We’d met at the same point 12 months previously and the crowds were certainly larger this year. It was particularly good to see so many youngsters waving their flags, hopeful for freebies thrown from the team vehicles. The first riders to receive the wild encouragement of the massing ranks were the late arrivals! Churning away, they had no excuse for not making it to the top of the climb with 100’s of people roaring them on!

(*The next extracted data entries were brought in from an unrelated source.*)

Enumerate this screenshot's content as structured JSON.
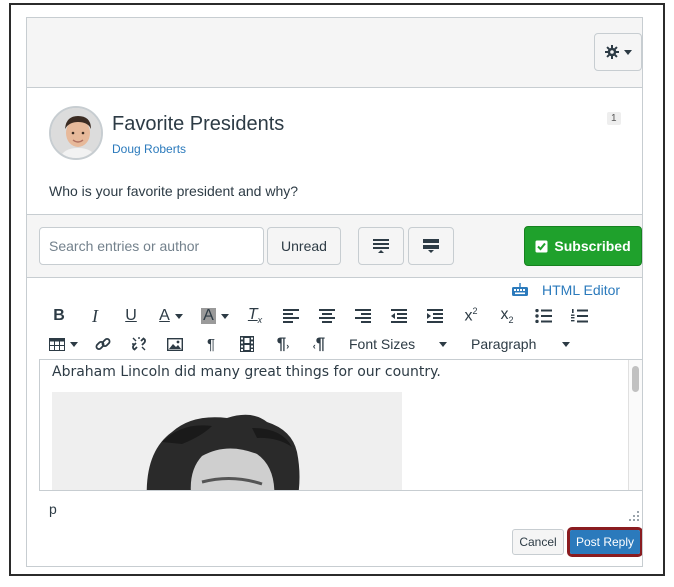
{
  "header": {
    "settings_icon": "gear-icon"
  },
  "post": {
    "title": "Favorite Presidents",
    "author": "Doug Roberts",
    "unread_count": "1",
    "body": "Who is your favorite president and why?"
  },
  "toolbar": {
    "search_placeholder": "Search entries or author",
    "unread_label": "Unread",
    "subscribed_label": "Subscribed",
    "colors": {
      "subscribed_bg": "#1fa12c",
      "link": "#2b7abc"
    }
  },
  "editor": {
    "html_editor_label": "HTML Editor",
    "font_sizes_label": "Font Sizes",
    "paragraph_label": "Paragraph",
    "content_text": "Abraham Lincoln did many great things for our country.",
    "status_path": "p",
    "icons": [
      "bold-icon",
      "italic-icon",
      "underline-icon",
      "text-color-icon",
      "background-color-icon",
      "clear-formatting-icon",
      "align-left-icon",
      "align-center-icon",
      "align-right-icon",
      "outdent-icon",
      "indent-icon",
      "superscript-icon",
      "subscript-icon",
      "bullet-list-icon",
      "numbered-list-icon",
      "table-icon",
      "link-icon",
      "unlink-icon",
      "image-icon",
      "pilcrow-icon",
      "media-icon",
      "ltr-icon",
      "rtl-icon"
    ]
  },
  "actions": {
    "cancel_label": "Cancel",
    "post_reply_label": "Post Reply",
    "highlight_color": "#8a1c20"
  }
}
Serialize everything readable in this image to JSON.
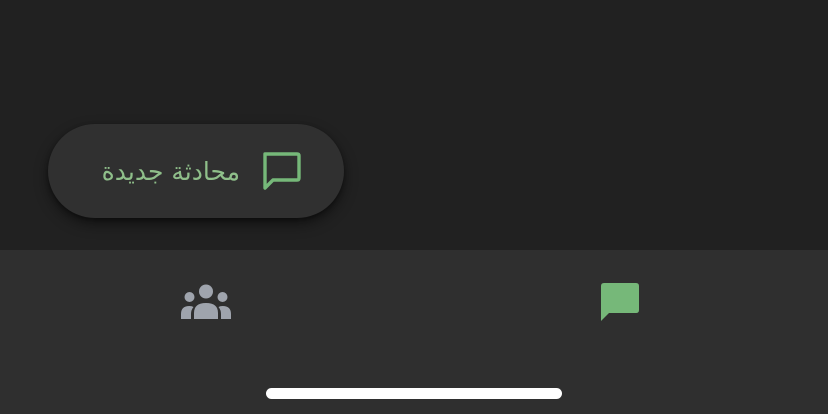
{
  "fab": {
    "label": "محادثة جديدة",
    "icon": "chat-bubble-outline-icon"
  },
  "bottom_nav": {
    "items": [
      {
        "icon": "people-group-icon",
        "selected": false
      },
      {
        "icon": "chat-bubble-filled-icon",
        "selected": true
      }
    ]
  },
  "colors": {
    "background": "#212121",
    "nav_background": "#2f2f2f",
    "fab_background": "#303030",
    "accent_green": "#76b879",
    "fab_text": "#8fbf8a",
    "inactive_icon": "#9fa4ad",
    "home_indicator": "#ffffff"
  }
}
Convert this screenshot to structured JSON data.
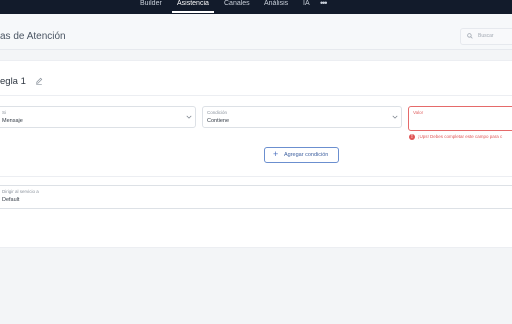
{
  "nav": {
    "items": [
      {
        "label": "Builder",
        "active": false
      },
      {
        "label": "Asistencia",
        "active": true
      },
      {
        "label": "Canales",
        "active": false
      },
      {
        "label": "Análisis",
        "active": false
      },
      {
        "label": "IA",
        "active": false
      }
    ],
    "more_icon": "more-horizontal-icon",
    "more_glyph": "•••"
  },
  "header": {
    "title": "as de Atención",
    "search": {
      "placeholder": "Buscar",
      "icon": "search-icon"
    }
  },
  "rule": {
    "title": "egla 1",
    "edit_icon": "pencil-icon",
    "conditions": [
      {
        "label": "Si",
        "value": "Mensaje",
        "type": "select"
      },
      {
        "label": "Condición",
        "value": "Contiene",
        "type": "select"
      },
      {
        "label": "Valor",
        "value": "",
        "type": "input",
        "error": true
      }
    ],
    "error_message": "¡Ups! Debes completar este campo para c",
    "add_condition_label": "Agregar condición",
    "service": {
      "label": "Dirigir al servicio a",
      "value": "Default"
    }
  },
  "colors": {
    "topbar": "#121b2b",
    "accent": "#4a6fbf",
    "error": "#e05555"
  }
}
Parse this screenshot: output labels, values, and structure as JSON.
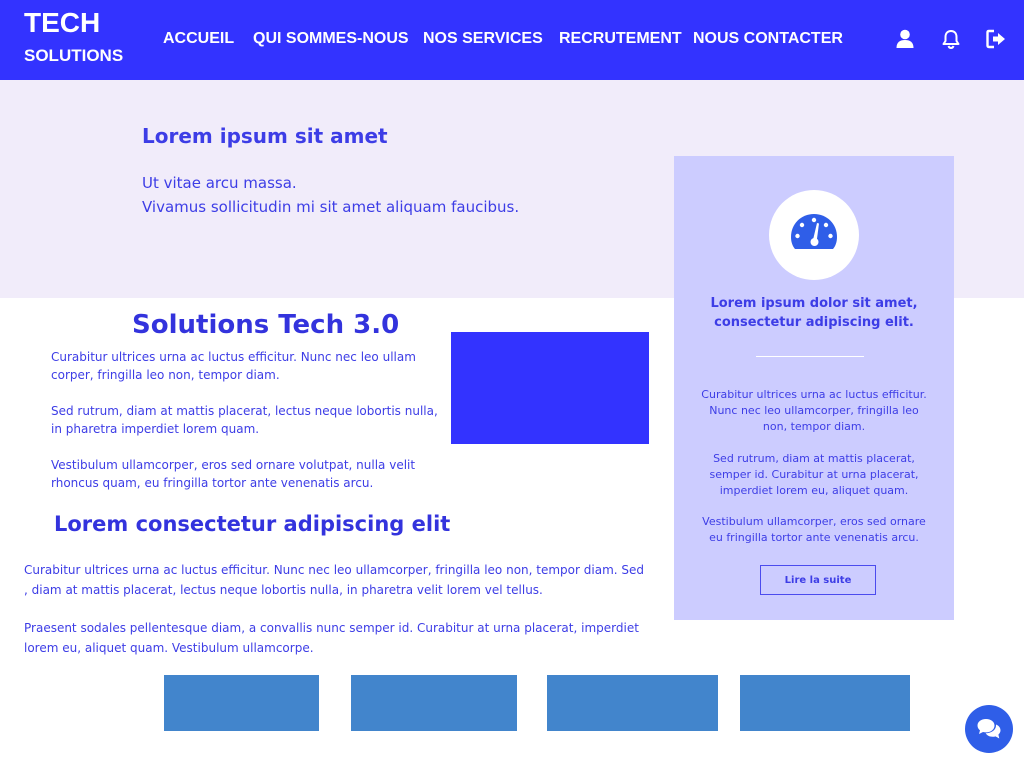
{
  "header": {
    "logo_top": "TECH",
    "logo_bottom": "SOLUTIONS",
    "nav": [
      "ACCUEIL",
      "QUI SOMMES-NOUS",
      "NOS SERVICES",
      "RECRUTEMENT",
      "NOUS CONTACTER"
    ],
    "icons": [
      "user-icon",
      "bell-icon",
      "logout-icon"
    ]
  },
  "hero": {
    "title": "Lorem ipsum sit amet",
    "lines": [
      "Ut vitae arcu massa.",
      "Vivamus sollicitudin mi sit amet aliquam faucibus."
    ]
  },
  "card": {
    "icon": "speedometer-icon",
    "heading": "Lorem ipsum dolor sit amet, consectetur adipiscing elit.",
    "paragraphs": [
      "Curabitur ultrices urna ac luctus efficitur. Nunc nec leo ullamcorper, fringilla leo non, tempor diam.",
      "Sed rutrum, diam at mattis placerat, semper id. Curabitur at urna placerat, imperdiet lorem eu, aliquet quam.",
      "Vestibulum ullamcorper, eros sed ornare eu fringilla tortor ante venenatis arcu."
    ],
    "button_label": "Lire la suite"
  },
  "main": {
    "title": "Solutions Tech 3.0",
    "paragraphs": [
      "Curabitur ultrices urna ac luctus efficitur. Nunc nec leo ullam corper, fringilla leo non, tempor diam.",
      "Sed rutrum, diam at mattis placerat, lectus neque lobortis nulla, in pharetra  imperdiet lorem quam.",
      "Vestibulum ullamcorper, eros sed ornare volutpat, nulla velit rhoncus quam, eu fringilla tortor ante venenatis arcu."
    ],
    "subtitle": "Lorem consectetur adipiscing elit",
    "long_paragraphs": [
      "Curabitur ultrices urna ac luctus efficitur. Nunc nec leo ullamcorper, fringilla leo non, tempor diam. Sed , diam at mattis placerat, lectus neque lobortis nulla, in pharetra velit lorem vel tellus.",
      "Praesent sodales pellentesque diam, a convallis nunc semper id. Curabitur at urna placerat, imperdiet lorem eu, aliquet quam. Vestibulum ullamcorpe."
    ]
  },
  "chat": {
    "icon": "chat-icon"
  },
  "colors": {
    "header_bg": "#3333ff",
    "hero_bg": "#f1ecfa",
    "card_bg": "#ccccff",
    "text_accent": "#3d3de6",
    "tile_bg": "#4285cc",
    "chat_bg": "#2f5ee8"
  }
}
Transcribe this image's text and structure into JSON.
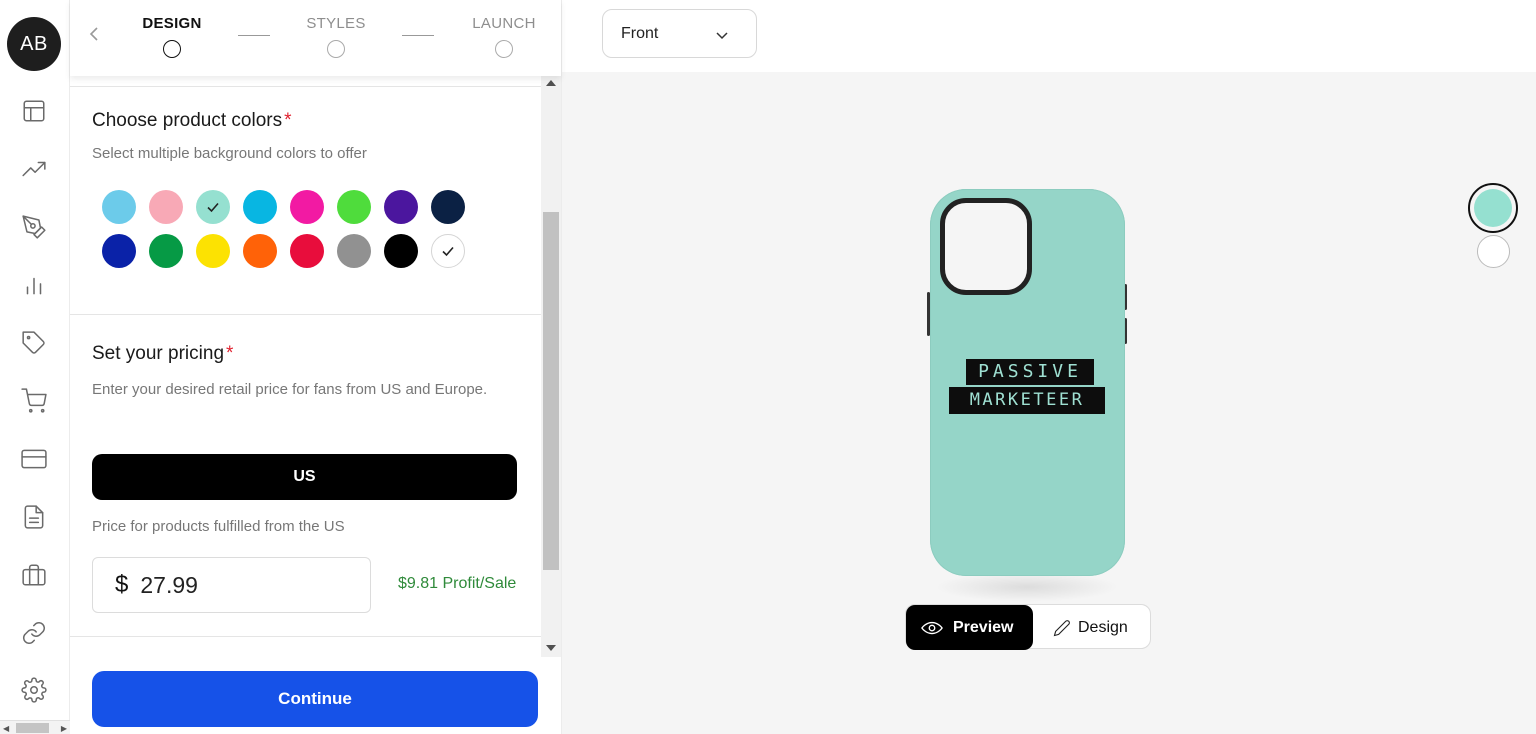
{
  "user": {
    "initials": "AB"
  },
  "nav": {
    "icons": [
      "layout-icon",
      "trending-icon",
      "pen-tool-icon",
      "bar-chart-icon",
      "tag-icon",
      "cart-icon",
      "credit-card-icon",
      "document-icon",
      "briefcase-icon",
      "link-icon",
      "settings-icon"
    ]
  },
  "stepper": {
    "steps": [
      {
        "label": "DESIGN",
        "active": true
      },
      {
        "label": "STYLES",
        "active": false
      },
      {
        "label": "LAUNCH",
        "active": false
      }
    ]
  },
  "colors_section": {
    "title": "Choose product colors",
    "required_mark": "*",
    "subtitle": "Select multiple background colors to offer",
    "swatches": [
      {
        "color": "#6ccbea",
        "selected": false
      },
      {
        "color": "#f8a9b6",
        "selected": false
      },
      {
        "color": "#95e0d0",
        "selected": true
      },
      {
        "color": "#08b6e2",
        "selected": false
      },
      {
        "color": "#f21aa3",
        "selected": false
      },
      {
        "color": "#4fdc3c",
        "selected": false
      },
      {
        "color": "#4b169e",
        "selected": false
      },
      {
        "color": "#0b2144",
        "selected": false
      },
      {
        "color": "#0a22a8",
        "selected": false
      },
      {
        "color": "#069a45",
        "selected": false
      },
      {
        "color": "#fce202",
        "selected": false
      },
      {
        "color": "#ff6208",
        "selected": false
      },
      {
        "color": "#e80d3c",
        "selected": false
      },
      {
        "color": "#919191",
        "selected": false
      },
      {
        "color": "#000000",
        "selected": false
      },
      {
        "color": "#ffffff",
        "selected": true
      }
    ]
  },
  "pricing_section": {
    "title": "Set your pricing",
    "required_mark": "*",
    "subtitle": "Enter your desired retail price for fans from US and Europe.",
    "region_button": "US",
    "region_caption": "Price for products fulfilled from the US",
    "currency_symbol": "$",
    "price_value": "27.99",
    "profit_text": "$9.81 Profit/Sale"
  },
  "footer": {
    "continue_label": "Continue"
  },
  "preview": {
    "view_select": "Front",
    "case_color": "#95d5c8",
    "print_line1": "PASSIVE",
    "print_line2": "MARKETEER",
    "toggle": {
      "preview_label": "Preview",
      "design_label": "Design",
      "active": "preview"
    },
    "color_options": [
      "#95e0d0",
      "#ffffff"
    ],
    "selected_color": "#95e0d0"
  }
}
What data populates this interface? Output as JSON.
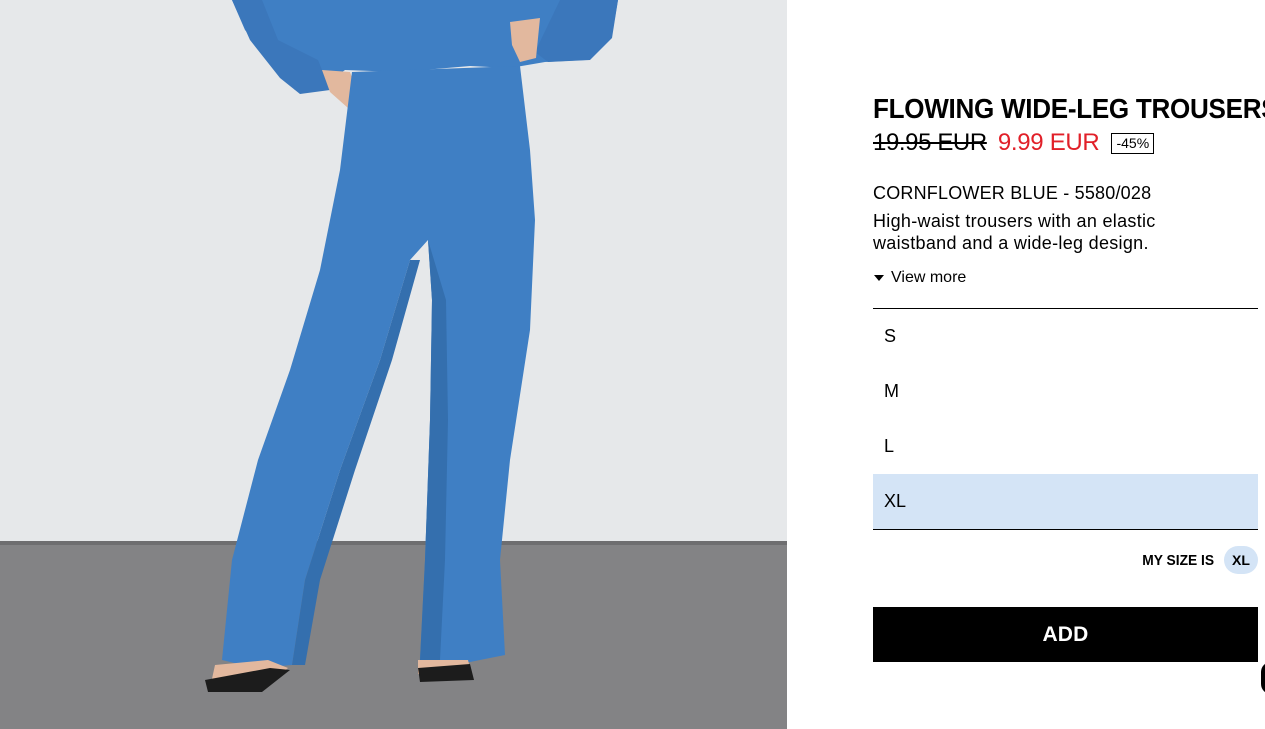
{
  "product": {
    "title": "FLOWING WIDE-LEG TROUSERS",
    "old_price": "19.95 EUR",
    "new_price": "9.99 EUR",
    "discount": "-45%",
    "color_ref": "CORNFLOWER BLUE - 5580/028",
    "description": "High-waist trousers with an elastic waistband and a wide-leg design.",
    "view_more": "View more",
    "image_alt_icon": "model-photo"
  },
  "sizes": {
    "options": [
      "S",
      "M",
      "L",
      "XL"
    ],
    "selected": "XL"
  },
  "my_size": {
    "label": "MY SIZE IS",
    "value": "XL"
  },
  "add_button": {
    "label": "ADD"
  },
  "colors": {
    "sale_red": "#e12029",
    "selected_bg": "#d4e4f6",
    "garment_blue": "#3f7fc4"
  }
}
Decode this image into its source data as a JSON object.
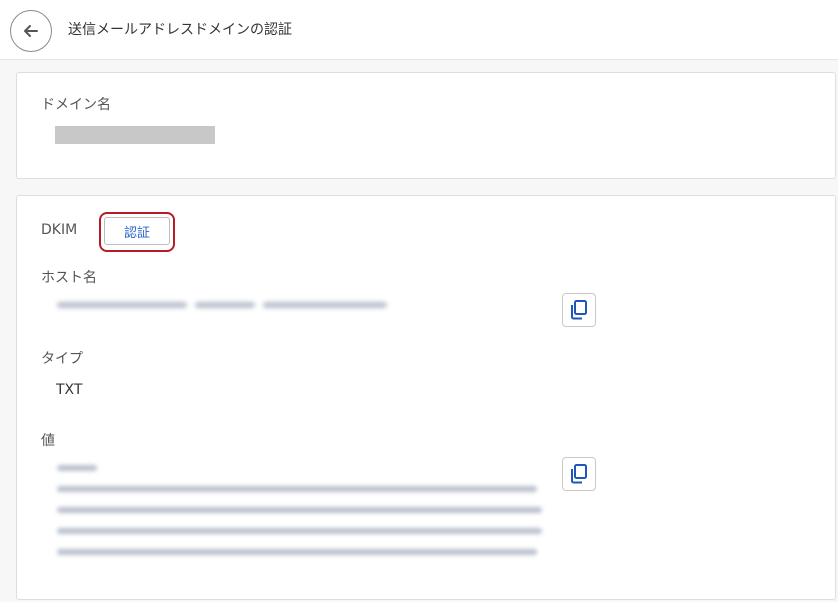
{
  "header": {
    "back_icon": "arrow-left-icon",
    "title": "送信メールアドレスドメインの認証"
  },
  "domain_card": {
    "label": "ドメイン名"
  },
  "dkim_card": {
    "label": "DKIM",
    "verify_button": "認証",
    "highlight_color": "#b51c24",
    "host": {
      "label": "ホスト名",
      "copy_icon": "copy-icon"
    },
    "type": {
      "label": "タイプ",
      "value": "TXT"
    },
    "value": {
      "label": "値",
      "copy_icon": "copy-icon"
    }
  }
}
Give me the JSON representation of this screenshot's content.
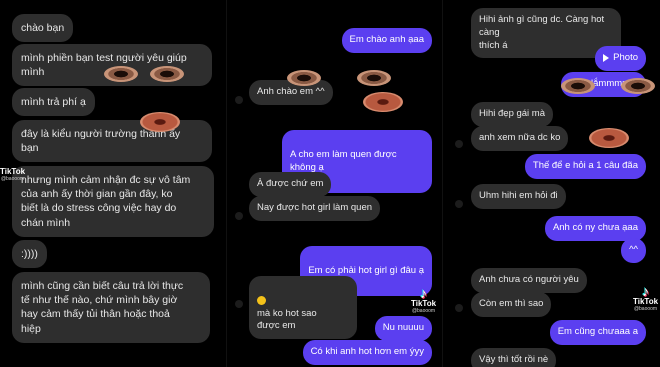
{
  "left_panel": {
    "messages": [
      {
        "text": "chào bạn"
      },
      {
        "text": "mình phiền bạn test người yêu giúp\nmình"
      },
      {
        "text": "mình trả phí ạ"
      },
      {
        "text": "đây là kiểu người trường thành ấy\nbạn"
      },
      {
        "text": "nhưng mình cảm nhận đc sự vô tâm\ncủa anh ấy thời gian gần đây, ko\nbiết là do stress công việc hay do\nchán mình"
      },
      {
        "text": ":))))"
      },
      {
        "text": "mình cũng cần biết câu trả lời thực\ntế như thế nào, chứ mình bây giờ\nhay cảm thấy tủi thân hoặc thoả\nhiệp"
      }
    ],
    "tiktok": {
      "brand": "TikTok",
      "handle": "@baooom"
    }
  },
  "middle_panel": {
    "messages": [
      {
        "text": "Em chào anh ạaa",
        "side": "out"
      },
      {
        "text": "Anh chào em ^^",
        "side": "in"
      },
      {
        "text": "A cho em làm quen được không ạ",
        "side": "out"
      },
      {
        "text": "À được chứ em",
        "side": "in"
      },
      {
        "text": "Nay được hot girl làm quen",
        "side": "in"
      },
      {
        "text": "Em có phải hot girl gì đâu ạ",
        "side": "out"
      },
      {
        "text": "mà ko hot sao\nđược em",
        "side": "in"
      },
      {
        "text": "Nu nuuuu",
        "side": "out"
      },
      {
        "text": "Có khi anh hot hơn em ýyy",
        "side": "out"
      }
    ],
    "tiktok": {
      "brand": "TikTok",
      "handle": "@baooom"
    }
  },
  "right_panel": {
    "messages": [
      {
        "text": "Hihi ảnh gì cũng dc. Càng hot càng\nthích á",
        "side": "in"
      },
      {
        "text": "Photo",
        "side": "out"
      },
      {
        "text": "Ngại lắmmmmm",
        "side": "out"
      },
      {
        "text": "Hihi đẹp gái mà",
        "side": "in"
      },
      {
        "text": "anh xem nữa dc ko",
        "side": "in"
      },
      {
        "text": "Thế để e hỏi a 1 câu đãa",
        "side": "out"
      },
      {
        "text": "Uhm hihi em hỏi đi",
        "side": "in"
      },
      {
        "text": "Anh có ny chưa ạaa",
        "side": "out"
      },
      {
        "text": "^^",
        "side": "out"
      },
      {
        "text": "Anh chưa có người yêu",
        "side": "in"
      },
      {
        "text": "Còn em thì sao",
        "side": "in"
      },
      {
        "text": "Em cũng chưaaa a",
        "side": "out"
      },
      {
        "text": "Vậy thì tốt rồi nè",
        "side": "in"
      }
    ],
    "tiktok": {
      "brand": "TikTok",
      "handle": "@baooom"
    }
  },
  "colors": {
    "incoming_bubble": "#2e2e2e",
    "outgoing_bubble": "#5b3ff0",
    "background": "#000000"
  },
  "icons": {
    "play": "play-icon",
    "emoji": "emoji-icon",
    "tiktok": "tiktok-logo-icon"
  }
}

After thirty police motorbike out-riders had whizzed past (why do they need so many?), came a four man breakaway group. They passed unscathed through the throng, as people cheered and banged those deafening inflatable clappers. The noise levels reached a crescendo a few minutes later when the peleton rolled into sight. The big names like Wiggins seem unfazed, but some of the riders certainly looked startled by the size of the crowd. It's quite an experience from the roadside, so I have no idea how it must feel to actually be at the eye of the storm. As the bunch funnelled through the crowd it almost came to a halt, this gave the opportunity for one rider to impress the supporters with a wheelie! Right at the back was Nairo Quintana, 2nd at this years Tour de France. He actually wheel spun as he powered away. I’d been struggling to even turn the pedals at the same point on the climb!
Following the race came the convoy of team cars, with row upon row of priceless carbon superbikes adorning the roof racks. Then finally it was done and for a second the road was quiet. Slowly a 1000 amateur cyclists got back on their bikes and set off for Guildford, hoping for time to have coffee and cake before the Tour riders reappeared for the finish up the cobbled high street!